I loved this story. The craftsmanship on display in introducing a third story type and having them all mesh is just wonderful. It really highlights what a next level master Gene Wolfe was and makes me incredulous that he isn’t more widely known. I think that is mostly due to his fiction being too complex to be adapted into film and tv which Would have increased his audience.
Your long discussion about St. Croix government in the second sections recap and discussion was great. You talked a lot about Vichy France but there are many other examples of this kind of government. From Sulla’s proscribed lists in Rome, the second triumvirate, the England of Shakespeare and Marlowe and East Germany in the time this story was written. The combination of a minority, for political religious or other reasons, government that is distrustful of its population and a perceived weakness in foreign affairs is a combo that leads to this. There is no evidence that the government of St. Anne is also a military junta or threatening St. Croix in anyway. The statements about St. Anne are all made by government officials of St. Croix and are unreliable. They need St. Anne to be an enemy to justify their actions. All we see of St. Anne is the edge of a colony towns, never the main city. The fact that the military is also the customs authority is common in many countries here on Earth.
I appreciated that the ballistic table in the back of the field guide was the main excuse used to detain the prisoner. The fact that it was old doesn’t matter. It also is set for a different planet, a particular weapon with a specific loading and is therefore useless for what Constant claims the prisoner was going to use it for also doesn’t matter. Why V.R.T. brought the field guide with him is kind of odd though, given the weight penalty for space travel. That Wolfe adds these types of details and uses them correctly is one of the things that makes reading his stories so enjoyable.

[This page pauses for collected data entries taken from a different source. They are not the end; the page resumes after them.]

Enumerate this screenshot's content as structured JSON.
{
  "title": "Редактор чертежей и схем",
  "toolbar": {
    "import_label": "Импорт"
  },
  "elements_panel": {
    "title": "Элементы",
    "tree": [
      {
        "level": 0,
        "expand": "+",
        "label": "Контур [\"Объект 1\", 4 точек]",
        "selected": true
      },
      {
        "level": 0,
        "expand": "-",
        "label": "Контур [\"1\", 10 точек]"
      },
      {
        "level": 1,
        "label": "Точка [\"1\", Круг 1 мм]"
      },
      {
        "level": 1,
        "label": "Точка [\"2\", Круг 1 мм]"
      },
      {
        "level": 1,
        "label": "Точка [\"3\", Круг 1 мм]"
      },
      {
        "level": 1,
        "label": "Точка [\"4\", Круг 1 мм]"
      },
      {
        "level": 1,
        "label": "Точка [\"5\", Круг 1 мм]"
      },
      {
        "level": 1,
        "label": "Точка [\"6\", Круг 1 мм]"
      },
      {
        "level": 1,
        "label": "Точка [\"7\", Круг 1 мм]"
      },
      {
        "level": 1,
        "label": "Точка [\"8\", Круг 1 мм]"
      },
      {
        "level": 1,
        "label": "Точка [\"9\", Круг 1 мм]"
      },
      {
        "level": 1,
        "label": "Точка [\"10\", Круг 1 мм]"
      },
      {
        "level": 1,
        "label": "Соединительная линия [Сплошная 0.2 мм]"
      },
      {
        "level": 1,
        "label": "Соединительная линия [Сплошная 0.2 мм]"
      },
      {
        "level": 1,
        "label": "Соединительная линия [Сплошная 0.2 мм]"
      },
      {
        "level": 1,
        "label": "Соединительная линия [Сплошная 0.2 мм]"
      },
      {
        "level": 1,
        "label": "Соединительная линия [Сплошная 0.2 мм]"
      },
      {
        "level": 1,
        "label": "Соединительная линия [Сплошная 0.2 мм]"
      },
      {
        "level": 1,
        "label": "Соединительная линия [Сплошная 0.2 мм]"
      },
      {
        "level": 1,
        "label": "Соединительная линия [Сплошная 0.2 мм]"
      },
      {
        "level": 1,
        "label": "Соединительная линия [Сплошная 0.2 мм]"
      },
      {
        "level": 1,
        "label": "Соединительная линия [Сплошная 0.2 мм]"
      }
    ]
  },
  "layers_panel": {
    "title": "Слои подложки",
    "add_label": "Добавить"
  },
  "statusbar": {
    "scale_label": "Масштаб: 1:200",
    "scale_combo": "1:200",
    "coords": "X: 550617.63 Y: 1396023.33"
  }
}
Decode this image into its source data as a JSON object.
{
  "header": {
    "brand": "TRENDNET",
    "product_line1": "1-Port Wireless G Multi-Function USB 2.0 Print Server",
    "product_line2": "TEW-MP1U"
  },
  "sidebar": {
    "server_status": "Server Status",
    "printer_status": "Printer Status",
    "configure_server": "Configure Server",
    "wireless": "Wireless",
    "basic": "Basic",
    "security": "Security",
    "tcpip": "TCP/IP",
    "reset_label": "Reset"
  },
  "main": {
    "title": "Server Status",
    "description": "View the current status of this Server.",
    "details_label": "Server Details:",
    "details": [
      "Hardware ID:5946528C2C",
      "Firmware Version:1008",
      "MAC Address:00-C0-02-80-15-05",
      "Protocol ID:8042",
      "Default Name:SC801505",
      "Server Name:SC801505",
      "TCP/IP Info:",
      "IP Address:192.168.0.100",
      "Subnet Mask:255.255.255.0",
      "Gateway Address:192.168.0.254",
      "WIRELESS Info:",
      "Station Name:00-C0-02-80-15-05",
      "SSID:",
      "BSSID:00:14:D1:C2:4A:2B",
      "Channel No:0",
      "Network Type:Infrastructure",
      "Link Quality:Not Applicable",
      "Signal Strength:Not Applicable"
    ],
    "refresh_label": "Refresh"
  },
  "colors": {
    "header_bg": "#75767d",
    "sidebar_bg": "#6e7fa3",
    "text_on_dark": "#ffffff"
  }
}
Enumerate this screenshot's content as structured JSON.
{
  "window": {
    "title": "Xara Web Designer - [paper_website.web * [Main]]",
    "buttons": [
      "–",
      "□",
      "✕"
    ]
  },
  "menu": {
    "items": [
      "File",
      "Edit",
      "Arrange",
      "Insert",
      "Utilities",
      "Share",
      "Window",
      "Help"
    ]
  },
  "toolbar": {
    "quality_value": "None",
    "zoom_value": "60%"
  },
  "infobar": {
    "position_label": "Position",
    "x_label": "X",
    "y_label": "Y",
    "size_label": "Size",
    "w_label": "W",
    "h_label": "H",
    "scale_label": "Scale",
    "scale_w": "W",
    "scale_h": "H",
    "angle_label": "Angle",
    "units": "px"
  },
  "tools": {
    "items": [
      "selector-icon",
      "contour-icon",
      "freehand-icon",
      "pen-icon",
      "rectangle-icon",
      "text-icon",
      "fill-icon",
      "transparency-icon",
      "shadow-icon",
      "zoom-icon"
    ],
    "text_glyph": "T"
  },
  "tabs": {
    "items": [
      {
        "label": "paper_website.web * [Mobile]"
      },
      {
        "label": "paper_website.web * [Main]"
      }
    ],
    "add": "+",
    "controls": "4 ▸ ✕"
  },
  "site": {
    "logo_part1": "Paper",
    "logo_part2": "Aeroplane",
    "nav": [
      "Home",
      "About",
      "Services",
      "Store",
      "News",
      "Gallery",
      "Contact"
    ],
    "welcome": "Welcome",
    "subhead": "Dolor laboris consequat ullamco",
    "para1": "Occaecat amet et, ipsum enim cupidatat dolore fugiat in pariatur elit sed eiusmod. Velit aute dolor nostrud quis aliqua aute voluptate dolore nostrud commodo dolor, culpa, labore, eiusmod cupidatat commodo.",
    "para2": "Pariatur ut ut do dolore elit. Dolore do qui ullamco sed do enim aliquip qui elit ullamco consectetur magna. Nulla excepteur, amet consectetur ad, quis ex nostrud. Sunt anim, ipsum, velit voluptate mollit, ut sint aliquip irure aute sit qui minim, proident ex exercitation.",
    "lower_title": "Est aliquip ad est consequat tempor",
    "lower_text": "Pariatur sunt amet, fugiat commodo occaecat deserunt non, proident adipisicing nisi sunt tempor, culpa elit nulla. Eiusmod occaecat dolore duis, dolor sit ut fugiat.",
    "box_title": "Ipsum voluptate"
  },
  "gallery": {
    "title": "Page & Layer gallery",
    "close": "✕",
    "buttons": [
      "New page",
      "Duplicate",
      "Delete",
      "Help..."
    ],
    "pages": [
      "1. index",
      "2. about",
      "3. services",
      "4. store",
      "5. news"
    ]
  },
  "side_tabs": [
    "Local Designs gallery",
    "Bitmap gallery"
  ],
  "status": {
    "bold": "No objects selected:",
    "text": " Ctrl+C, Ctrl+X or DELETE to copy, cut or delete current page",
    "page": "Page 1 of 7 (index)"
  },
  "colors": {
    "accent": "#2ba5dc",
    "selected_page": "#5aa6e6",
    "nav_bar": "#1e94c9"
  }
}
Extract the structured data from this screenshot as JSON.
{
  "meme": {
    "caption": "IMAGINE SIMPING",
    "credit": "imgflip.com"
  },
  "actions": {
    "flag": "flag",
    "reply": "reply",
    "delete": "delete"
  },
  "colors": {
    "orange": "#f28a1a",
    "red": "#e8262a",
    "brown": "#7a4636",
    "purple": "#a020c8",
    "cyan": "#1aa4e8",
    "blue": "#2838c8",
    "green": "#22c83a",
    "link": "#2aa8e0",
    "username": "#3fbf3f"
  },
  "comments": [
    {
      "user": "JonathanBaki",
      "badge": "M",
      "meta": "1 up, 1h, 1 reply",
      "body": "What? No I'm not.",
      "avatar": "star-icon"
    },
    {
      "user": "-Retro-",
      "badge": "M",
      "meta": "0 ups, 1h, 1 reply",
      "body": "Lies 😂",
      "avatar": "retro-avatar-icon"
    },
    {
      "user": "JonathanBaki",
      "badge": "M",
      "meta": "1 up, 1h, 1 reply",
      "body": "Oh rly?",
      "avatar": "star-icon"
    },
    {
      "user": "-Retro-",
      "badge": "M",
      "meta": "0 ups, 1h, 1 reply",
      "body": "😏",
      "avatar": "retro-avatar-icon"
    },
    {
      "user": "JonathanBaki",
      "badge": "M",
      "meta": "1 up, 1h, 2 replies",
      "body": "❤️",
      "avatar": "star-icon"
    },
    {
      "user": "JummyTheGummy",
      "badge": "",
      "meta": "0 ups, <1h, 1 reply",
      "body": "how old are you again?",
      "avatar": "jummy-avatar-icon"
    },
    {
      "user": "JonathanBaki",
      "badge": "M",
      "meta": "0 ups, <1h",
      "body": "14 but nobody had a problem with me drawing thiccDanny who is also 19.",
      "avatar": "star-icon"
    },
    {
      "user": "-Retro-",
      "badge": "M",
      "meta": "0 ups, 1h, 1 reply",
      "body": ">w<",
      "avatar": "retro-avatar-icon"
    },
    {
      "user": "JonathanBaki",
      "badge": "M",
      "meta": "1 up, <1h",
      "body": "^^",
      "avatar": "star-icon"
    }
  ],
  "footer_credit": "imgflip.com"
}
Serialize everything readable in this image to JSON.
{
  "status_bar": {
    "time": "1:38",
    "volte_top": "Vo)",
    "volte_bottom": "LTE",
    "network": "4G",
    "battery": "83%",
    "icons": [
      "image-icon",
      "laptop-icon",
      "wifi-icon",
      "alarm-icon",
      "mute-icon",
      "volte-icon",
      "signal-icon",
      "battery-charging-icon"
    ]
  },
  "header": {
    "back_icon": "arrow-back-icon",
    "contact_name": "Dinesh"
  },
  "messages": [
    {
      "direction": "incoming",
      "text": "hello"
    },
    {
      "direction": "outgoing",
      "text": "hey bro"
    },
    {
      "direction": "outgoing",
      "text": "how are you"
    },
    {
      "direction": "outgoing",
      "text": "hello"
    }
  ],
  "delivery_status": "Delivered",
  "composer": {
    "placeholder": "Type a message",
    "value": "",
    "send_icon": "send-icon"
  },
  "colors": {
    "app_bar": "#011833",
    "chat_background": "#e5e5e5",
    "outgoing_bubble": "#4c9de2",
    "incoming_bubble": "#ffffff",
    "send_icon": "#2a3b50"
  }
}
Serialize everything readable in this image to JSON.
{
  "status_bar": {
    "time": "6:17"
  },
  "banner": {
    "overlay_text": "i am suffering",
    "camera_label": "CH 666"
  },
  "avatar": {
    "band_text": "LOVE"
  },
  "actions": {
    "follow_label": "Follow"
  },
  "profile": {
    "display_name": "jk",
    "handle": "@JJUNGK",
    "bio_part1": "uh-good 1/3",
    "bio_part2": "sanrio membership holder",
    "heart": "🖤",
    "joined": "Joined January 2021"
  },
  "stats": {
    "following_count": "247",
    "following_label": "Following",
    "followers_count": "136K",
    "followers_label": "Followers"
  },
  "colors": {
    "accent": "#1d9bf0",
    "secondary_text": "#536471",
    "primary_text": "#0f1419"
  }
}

Is there a race of shape shifting pastoral beings living a natural existence on an alien planet? Your discussion convinced me no, but I want it to be true.
I can’t remember on which podcast that you mentioned wanting a happier ending. It seems to me that the 70’s science fiction market didn’t want a happy ending. Most every sci fi movie between 2001 A Space OdySpey and Star Wars are pretty bleak. Dystopian worlds with environmental disasters and tyranny in government was the order of the day.
Awesome observations about the politics in V.R.T. You're quite right that we have direct information of almost nothing about Sainte Anne's government.
And it sure feels like we are back on that dystopic craze, doesn't it? Even our Star Trek isn't optimistic now.
You raced through this book! I'm glad you loved it, but this is one of those books that is hard to leave behind -- whatever you do next just doesn't seem that engrossing, at least for a few days. I've just finished preparing for six episodes we're going to do on his novella Tracking Song, and I've been left with the same feeling -- it's not a bad problem to have.